Türkiye'de turist rehberliği mesleği, 6326 Sayılı Turist Rehberliği Meslek Kanunu ile yeni bir döneme girdi. Kanun, Kültür ve Turizm Bakanlığı'na önemli yetkiler verirken, sektördeki eğitim ve uygulama süreçlerine yönelik kapsamlı düzenlemeler de getirdi.
Yeni Eğitim İmkânları
Yeni kanuna göre, üniversitelerin turist ve turizm rehberliği bölümü dışındaki bölümlerden mezun olan kişiler de, ülkesel veya bölgesel turist rehberliği eğitim programlarına başvurabilecek. Başvurular, en az lisans düzeyinde eğitim almış kişiler için geçerli olacak.
Katılımcılar, genel turizm bilgisi, Türkiye'nin tarihi ve kültürel mirası, sanat tarihi, mitoloji, sağlık turizmi ve daha birçok konu hakkında dersler alacak. Ayrıca, meslek etiklerinden iletişim becerilerine kadar birçok önemli alanda da eğitim verilecek.
Uygulama Gezisi Zorunlu Olacak
Eğitim sürecinin ardından katılımcılar, Bakanlık denetiminde düzenlenen uygulama gezilerine katılacaklar. Bu geziler, eğitim programlarıyla paralel olarak, ülkesel ve bölgesel olmak üzere iki ayrı kategoride düzenlenecek.
Uygulama gezisi, katılımcıların gerçek hayatta rehberlik yapabilme yetkinliklerini ölçmek için kritik bir aşama olacak. Gezinin ardından yazılı ve sözlü sınavda başarılı olan adaylar, mesleğe kabul sınavına girebilecek.

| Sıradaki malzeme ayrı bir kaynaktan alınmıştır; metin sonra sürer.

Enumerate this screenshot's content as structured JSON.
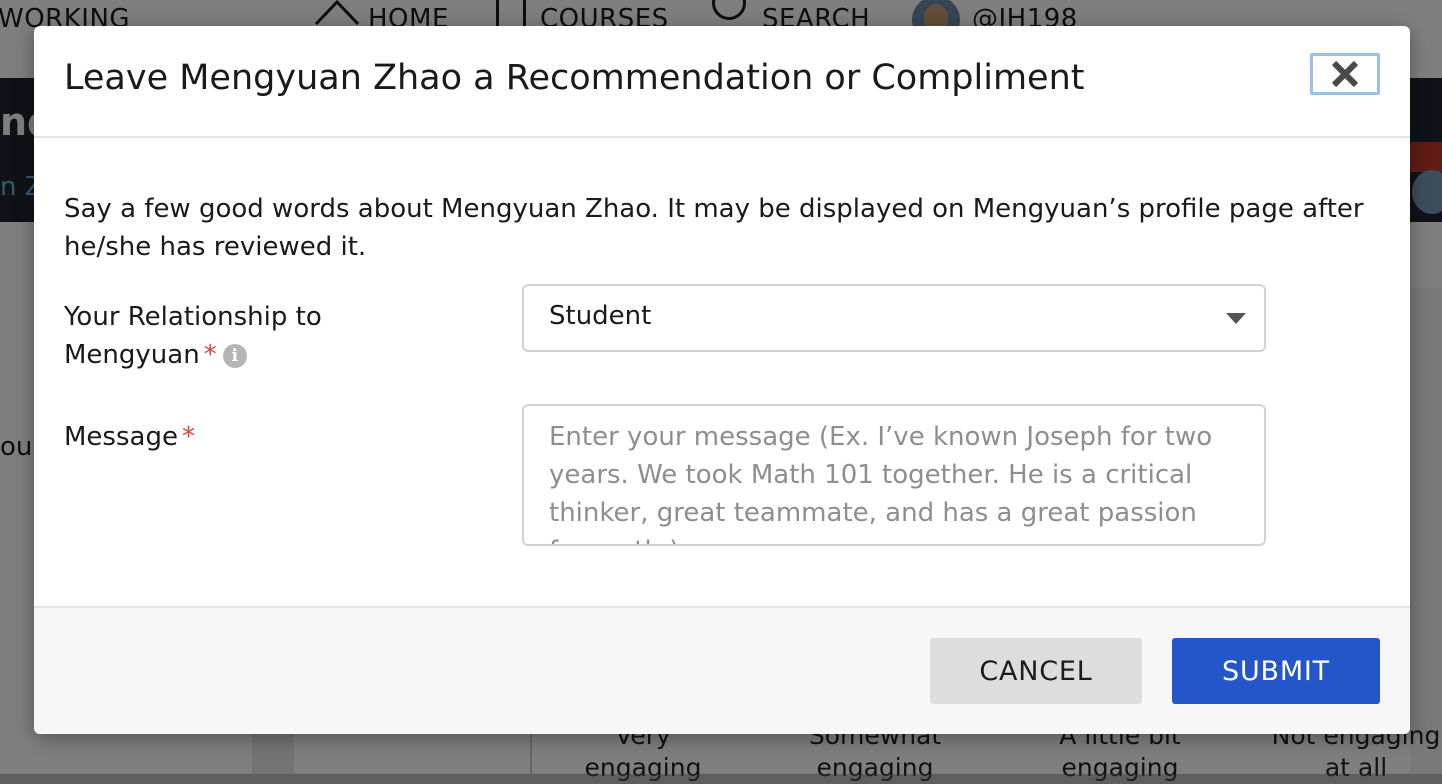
{
  "background": {
    "nav": {
      "brand_fragment": "WORKING",
      "home": "HOME",
      "courses": "COURSES",
      "search": "SEARCH",
      "username": "@JH198"
    },
    "banner_fragment_1": "nd",
    "banner_fragment_2": "n Z",
    "content_fragment": "ou",
    "rating_columns": [
      "Very engaging",
      "Somewhat engaging",
      "A little bit engaging",
      "Not engaging at all"
    ]
  },
  "modal": {
    "title": "Leave Mengyuan Zhao a Recommendation or Compliment",
    "close_icon": "close-x-icon",
    "intro": "Say a few good words about Mengyuan Zhao. It may be displayed on Mengyuan’s profile page after he/she has reviewed it.",
    "relationship": {
      "label": "Your Relationship to Mengyuan",
      "required_mark": "*",
      "selected": "Student"
    },
    "message": {
      "label": "Message",
      "required_mark": "*",
      "placeholder": "Enter your message (Ex. I’ve known Joseph for two years. We took Math 101 together. He is a critical thinker, great teammate, and has a great passion for math.)"
    },
    "buttons": {
      "cancel": "CANCEL",
      "submit": "SUBMIT"
    }
  },
  "colors": {
    "primary_button": "#2456c9",
    "required_asterisk": "#e0433a",
    "close_focus_ring": "#9bc0e6"
  }
}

Mesleğe Geri Dönüş ve Ücret Düzenlemeleri
Sekiz yıl boyunca mesleki faaliyet göstermeyen rehberler, yeniden mesleğe kabul sınavında başarılı olmaları halinde aktif olarak görev alabilecekler.
Turist rehberlerinin alacağı ücretler de yeni düzenlemeye tabii olacak. Ücret tarifeleri, sektördeki paydaşların görüşleri doğrultusunda Kültür ve Turizm Bakanlığı tarafından belirlenecek. Taban ücretler, günlük ve aylık olarak düzenlenecek ve her yıl enflasyon oranına göre artış yapılacak.